|
Nowa Królowa Wrocławiu |
|
Prace nad urodą lodowej Królowej |
Jak już wspominałem,
w swych poszukiwaniach Miłości we Wrocławiu, zabłądziłem także na rynek. Już wtedy wisiały świąteczne ozdoby świetlne, choć
jeszcze nie świeciły. Moje pierwsze skojarzenie na ich widok to
sople lodu i okrutna królowa śniegu. Rynek był prawie że pusty, a
wątłe oświetlenie sprawiło, że cały pokrył się szarością.
To zawsze żywe centrum Wrocławia wyjątkowo było smutne i wymarłe.
|
Lodowy Jarmark Bożonarodzeniowy we Wrocławiu |
|
Królowa Śniegu na nowych włościach |
O wielkości artysty najlepiej świadczy
skuteczność przekazu. Jakże się zdziwiłem, gdy okazało się, że
skojarzenia z Królową Śniegu były nieprzypadkowe, a wspomniane
ozdoby miały zapowiedzieć rychłą wizytę wspomnianej bohaterki
bajkowej i jej objęcie władzy nad Wrocławiem. Zgodnie z zapowiedziami
głównego prowodyra, Jarmarku Bożonarodzeniowego, do stolicy
Dolnego Śląska miała przybyć 10 grudnia o godzinie 13. Najpierw o godzinie 10 przyszedł śnieg... w ciągu kilku minut przegrał walkę z
dodatnimi temperaturami i nie zostało po nim ani śladu.
Potem przyjechała
ONA.
Królowa
Śniegu. Wielka, bo ważąca kilka ton.
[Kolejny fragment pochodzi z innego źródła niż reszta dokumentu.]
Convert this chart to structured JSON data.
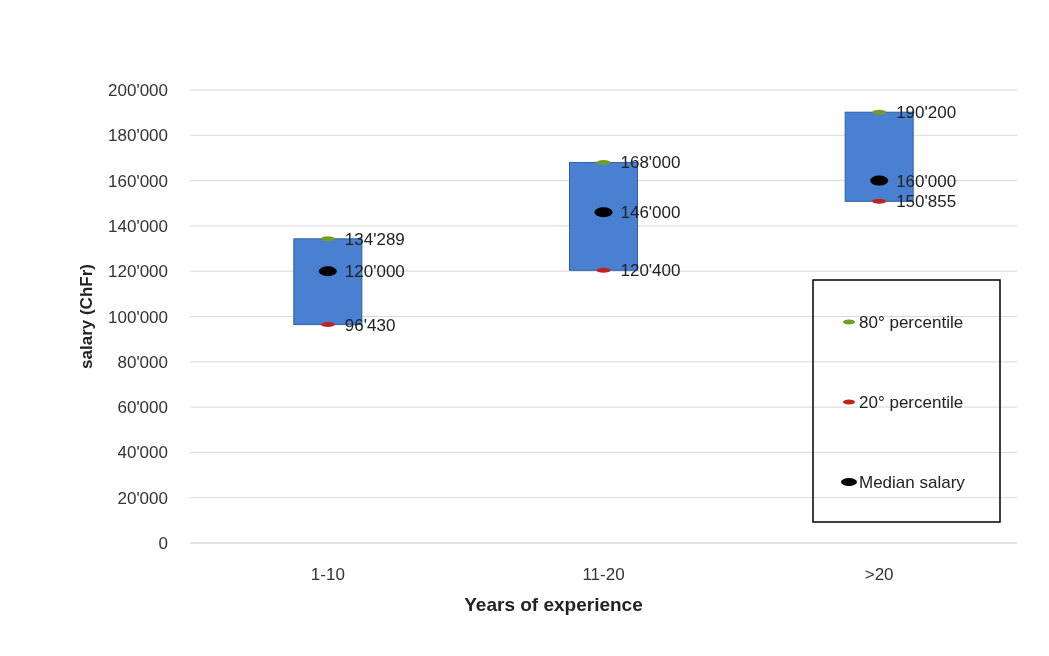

Aby godnie przeżyć
transport, opatuliła się lodem i przybrała formę wielkiej bryły.
Gdy już przyjechała na miejsce, powoli zaczęła zrzucać warstwę
ochronną. Czasem odpadały większe kawałki, czasem jedynie sypał
się z niej śnieg. Z pewnością trwałoby to znacznie dłużej,
gdyby nie
pan Krzysztof z Ice Artu, który jej w tym pomagał. Mimo
to, potrzebowała aż dwóch godzin, aby otrząsnąć się z nadmiaru
lodu. Ale warto było czekać, a końcowy efekt był niesamowity. I
objęła w swe władanie cały Wrocław...
|
Korona lodowej Królowej Śniegu - pierwsze przymiarki |
|
Żołnierz Królowej Śniegi |
|
Żołnierz Królowej Śniegu |
Nie na długo chyba jednak. Nie
odnalazła swego Kaja, a przygotowany dla niego tron pozostał pusty.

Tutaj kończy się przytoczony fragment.